Cuts to Adult Foster Care begin in 28 days

The countdown to cuts is on. On March 1, the Baker Administration will begin cutting as much as $5.6 million from the Adult Foster Care program. The cuts will continue through the last four months of the fiscal year.

“We are running out of time to protect the elderly and people with disabilities,” said Linda Andrade of the Mass Council on Adult Foster Care. “Adult Foster Care is one of the premier ‘community first’ programs in the Commonwealth. The population in need is growing, and our budget should be growing to meet that need.”

Next year, the program could lose as much as $22.6 million.

Adult Foster Care is a program that allows elderly and disabled people to move in with a host family that provides 24/7 support. The average cost per client is less than $21,000 a year. Comparable round-the-clock support at a nursing facility can cost up to four or five times more.

“Community programs like this one make programmatic sense and financial sense,” noted Al Norman of Mass Home Care. “It just makes no sense to cut back community programs that help keep people out of costlier institutions.”

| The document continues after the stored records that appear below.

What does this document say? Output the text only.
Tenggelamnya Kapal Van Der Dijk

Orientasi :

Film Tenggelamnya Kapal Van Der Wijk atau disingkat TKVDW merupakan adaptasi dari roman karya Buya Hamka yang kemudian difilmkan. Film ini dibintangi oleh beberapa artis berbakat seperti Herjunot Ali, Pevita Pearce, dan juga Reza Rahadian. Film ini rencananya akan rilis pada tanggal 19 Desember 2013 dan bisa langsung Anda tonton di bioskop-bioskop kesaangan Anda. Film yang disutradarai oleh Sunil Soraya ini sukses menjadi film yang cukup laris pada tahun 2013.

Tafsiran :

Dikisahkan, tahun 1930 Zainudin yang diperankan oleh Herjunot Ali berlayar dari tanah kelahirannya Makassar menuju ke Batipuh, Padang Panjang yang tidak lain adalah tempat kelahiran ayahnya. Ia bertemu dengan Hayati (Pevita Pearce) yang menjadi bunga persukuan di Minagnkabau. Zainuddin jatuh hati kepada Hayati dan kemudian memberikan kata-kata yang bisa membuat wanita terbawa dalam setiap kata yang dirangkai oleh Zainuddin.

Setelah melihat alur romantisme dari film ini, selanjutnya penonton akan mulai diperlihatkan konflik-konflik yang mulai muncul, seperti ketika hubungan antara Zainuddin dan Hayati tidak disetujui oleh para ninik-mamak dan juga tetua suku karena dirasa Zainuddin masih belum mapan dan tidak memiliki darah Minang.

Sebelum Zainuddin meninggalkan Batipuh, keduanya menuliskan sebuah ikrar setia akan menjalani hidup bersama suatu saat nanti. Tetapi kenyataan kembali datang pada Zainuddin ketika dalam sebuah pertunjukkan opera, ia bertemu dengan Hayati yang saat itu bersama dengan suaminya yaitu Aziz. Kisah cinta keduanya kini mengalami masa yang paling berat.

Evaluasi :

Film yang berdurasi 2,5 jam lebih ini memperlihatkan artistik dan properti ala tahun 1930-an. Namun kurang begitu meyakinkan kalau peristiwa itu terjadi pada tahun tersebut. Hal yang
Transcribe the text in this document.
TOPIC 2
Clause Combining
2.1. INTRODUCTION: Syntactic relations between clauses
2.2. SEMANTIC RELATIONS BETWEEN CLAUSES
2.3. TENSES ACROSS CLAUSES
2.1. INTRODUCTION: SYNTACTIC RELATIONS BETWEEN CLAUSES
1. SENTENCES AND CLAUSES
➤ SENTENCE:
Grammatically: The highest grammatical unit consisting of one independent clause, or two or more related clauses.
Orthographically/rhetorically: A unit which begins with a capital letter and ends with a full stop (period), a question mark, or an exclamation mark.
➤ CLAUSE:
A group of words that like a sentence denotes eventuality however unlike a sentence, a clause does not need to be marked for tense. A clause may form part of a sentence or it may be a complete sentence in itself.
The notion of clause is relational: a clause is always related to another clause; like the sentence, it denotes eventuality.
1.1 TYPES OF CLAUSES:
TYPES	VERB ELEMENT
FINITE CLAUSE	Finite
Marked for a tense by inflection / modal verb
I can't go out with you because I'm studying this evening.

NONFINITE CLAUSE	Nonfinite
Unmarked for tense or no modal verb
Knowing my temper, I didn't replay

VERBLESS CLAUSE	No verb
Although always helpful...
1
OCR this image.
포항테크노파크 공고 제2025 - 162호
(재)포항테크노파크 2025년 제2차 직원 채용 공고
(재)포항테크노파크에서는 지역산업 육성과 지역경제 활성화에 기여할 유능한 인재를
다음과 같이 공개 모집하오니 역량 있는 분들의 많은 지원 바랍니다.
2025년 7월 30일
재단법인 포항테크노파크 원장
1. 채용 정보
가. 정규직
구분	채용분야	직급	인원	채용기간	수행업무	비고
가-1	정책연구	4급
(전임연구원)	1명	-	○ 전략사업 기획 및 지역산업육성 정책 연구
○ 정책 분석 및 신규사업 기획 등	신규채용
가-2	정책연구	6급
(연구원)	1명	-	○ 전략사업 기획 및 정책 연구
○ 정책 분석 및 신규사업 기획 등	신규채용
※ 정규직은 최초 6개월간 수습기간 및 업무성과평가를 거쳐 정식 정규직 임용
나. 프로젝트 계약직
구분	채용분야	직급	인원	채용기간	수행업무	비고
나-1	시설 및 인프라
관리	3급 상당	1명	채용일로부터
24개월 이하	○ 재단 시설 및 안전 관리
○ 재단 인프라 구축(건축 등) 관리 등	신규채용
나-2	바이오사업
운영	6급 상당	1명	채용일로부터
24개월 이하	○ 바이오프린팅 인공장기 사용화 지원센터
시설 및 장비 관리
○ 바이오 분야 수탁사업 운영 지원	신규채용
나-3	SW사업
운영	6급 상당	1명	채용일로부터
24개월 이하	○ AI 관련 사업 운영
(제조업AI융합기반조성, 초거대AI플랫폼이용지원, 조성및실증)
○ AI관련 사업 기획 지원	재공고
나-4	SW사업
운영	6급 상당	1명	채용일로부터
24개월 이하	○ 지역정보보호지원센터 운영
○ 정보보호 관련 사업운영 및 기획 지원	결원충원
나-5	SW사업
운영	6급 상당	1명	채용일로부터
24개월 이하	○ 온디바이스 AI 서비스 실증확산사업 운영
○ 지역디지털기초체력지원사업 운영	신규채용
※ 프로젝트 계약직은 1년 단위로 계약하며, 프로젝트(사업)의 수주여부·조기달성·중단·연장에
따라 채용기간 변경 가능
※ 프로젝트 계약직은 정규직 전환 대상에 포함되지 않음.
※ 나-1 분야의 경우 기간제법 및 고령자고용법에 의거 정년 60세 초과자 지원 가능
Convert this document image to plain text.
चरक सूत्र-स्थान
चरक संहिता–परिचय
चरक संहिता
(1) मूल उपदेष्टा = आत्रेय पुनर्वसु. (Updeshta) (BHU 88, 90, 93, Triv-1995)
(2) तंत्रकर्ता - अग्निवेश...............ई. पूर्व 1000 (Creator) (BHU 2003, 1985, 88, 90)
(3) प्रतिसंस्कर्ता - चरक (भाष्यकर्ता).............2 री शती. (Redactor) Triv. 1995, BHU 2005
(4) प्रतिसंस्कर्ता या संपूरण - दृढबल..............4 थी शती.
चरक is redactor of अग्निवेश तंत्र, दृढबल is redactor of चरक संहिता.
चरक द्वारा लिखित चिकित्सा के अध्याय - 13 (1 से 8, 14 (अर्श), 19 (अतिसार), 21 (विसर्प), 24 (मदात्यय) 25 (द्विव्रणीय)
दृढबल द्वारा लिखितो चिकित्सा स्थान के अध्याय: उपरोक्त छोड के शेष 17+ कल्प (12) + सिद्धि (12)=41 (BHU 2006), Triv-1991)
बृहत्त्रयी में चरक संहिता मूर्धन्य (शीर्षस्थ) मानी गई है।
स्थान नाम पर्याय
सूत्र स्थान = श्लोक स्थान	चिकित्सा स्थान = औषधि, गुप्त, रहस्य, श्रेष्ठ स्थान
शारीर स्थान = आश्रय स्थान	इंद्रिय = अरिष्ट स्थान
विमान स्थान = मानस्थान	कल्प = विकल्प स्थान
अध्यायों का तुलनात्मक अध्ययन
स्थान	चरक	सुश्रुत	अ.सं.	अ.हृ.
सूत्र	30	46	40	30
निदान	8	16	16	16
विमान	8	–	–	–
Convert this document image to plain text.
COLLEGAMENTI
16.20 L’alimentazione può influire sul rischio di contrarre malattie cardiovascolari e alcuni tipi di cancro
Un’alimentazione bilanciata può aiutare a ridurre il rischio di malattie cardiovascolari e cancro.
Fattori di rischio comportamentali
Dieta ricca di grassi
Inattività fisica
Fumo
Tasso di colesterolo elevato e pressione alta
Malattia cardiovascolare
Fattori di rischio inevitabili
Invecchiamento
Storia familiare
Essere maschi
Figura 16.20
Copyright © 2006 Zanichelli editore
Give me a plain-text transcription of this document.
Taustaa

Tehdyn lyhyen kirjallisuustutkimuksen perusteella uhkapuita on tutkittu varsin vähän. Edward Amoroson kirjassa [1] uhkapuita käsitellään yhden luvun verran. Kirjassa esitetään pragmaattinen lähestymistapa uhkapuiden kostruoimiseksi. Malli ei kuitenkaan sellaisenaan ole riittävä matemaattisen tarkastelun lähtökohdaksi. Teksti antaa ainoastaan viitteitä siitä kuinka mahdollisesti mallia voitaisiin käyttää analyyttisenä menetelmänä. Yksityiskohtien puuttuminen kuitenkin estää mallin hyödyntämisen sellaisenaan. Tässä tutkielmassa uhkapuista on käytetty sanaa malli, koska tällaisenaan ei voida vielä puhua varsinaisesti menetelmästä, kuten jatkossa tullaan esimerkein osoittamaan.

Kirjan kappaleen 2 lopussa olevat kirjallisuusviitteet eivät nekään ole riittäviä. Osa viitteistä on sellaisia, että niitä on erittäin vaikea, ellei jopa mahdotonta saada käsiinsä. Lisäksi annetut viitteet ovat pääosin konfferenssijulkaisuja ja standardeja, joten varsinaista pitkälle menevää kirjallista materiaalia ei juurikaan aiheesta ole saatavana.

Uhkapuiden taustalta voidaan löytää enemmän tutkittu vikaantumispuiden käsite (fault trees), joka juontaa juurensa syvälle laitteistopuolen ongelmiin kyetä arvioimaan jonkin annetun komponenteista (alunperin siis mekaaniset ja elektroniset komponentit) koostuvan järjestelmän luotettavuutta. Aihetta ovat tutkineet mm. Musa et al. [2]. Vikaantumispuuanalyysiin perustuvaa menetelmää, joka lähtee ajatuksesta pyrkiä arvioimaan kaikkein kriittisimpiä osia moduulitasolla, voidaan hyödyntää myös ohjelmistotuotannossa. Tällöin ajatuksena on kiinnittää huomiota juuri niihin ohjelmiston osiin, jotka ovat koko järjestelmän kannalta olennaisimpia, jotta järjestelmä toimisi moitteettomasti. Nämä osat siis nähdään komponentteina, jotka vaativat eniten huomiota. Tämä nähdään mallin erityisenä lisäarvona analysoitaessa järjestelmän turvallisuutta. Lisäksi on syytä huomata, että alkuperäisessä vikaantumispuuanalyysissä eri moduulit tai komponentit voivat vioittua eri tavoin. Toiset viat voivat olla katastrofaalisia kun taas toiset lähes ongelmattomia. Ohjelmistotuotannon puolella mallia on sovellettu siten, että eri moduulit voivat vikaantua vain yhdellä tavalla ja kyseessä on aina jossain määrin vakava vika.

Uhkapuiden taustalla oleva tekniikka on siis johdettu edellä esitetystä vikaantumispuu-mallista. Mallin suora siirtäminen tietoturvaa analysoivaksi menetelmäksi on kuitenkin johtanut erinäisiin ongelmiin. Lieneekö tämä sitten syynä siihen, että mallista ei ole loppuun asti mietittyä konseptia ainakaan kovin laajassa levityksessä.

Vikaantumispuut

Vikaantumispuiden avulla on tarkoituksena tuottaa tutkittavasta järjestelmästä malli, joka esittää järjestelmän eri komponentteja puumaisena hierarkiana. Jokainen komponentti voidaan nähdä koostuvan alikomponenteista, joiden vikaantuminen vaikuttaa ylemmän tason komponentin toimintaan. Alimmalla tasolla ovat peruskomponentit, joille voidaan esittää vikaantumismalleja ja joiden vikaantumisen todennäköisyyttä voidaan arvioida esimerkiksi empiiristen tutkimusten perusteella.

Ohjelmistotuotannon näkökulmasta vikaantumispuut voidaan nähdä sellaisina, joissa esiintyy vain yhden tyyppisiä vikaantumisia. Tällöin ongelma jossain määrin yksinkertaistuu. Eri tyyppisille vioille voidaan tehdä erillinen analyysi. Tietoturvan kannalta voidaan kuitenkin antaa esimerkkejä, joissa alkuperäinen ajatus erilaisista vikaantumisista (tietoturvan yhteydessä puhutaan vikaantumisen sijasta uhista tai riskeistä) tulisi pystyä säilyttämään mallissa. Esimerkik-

“Individuals with disabilities want to live in a home, in the community,” added Gary Blumenthal, CEO of the Association of Developmental Disabilities Providers. “Adult Foster Care is one of the few round-the-clock care programs that takes place in a home setting. That is why consumers are attracted to it.”

Governor Baker used his executive powers to make $5.6 million in 9C cuts to this MassHealth service for low-income individuals. These cuts amount to a 9-percent rate cut for providers. The cuts will undermine the program and can harm those who receive Adult Foster Care services and support, including caregivers who receive visits and oversight.

Andrade, Norman and Blumenthal agreed that the Adult Foster Care program is on the verge of a crisis. Adult Foster Care providers have indicated that sizeable funding reductions to their individual programs may make this innovative cost-saving program impossible to operate.

“It is imperative that the governor rescind this 9C reduction or that the Legislature overturn this reduction in a FY 17 Supplemental Budget appropriation,” concluded Al Norman.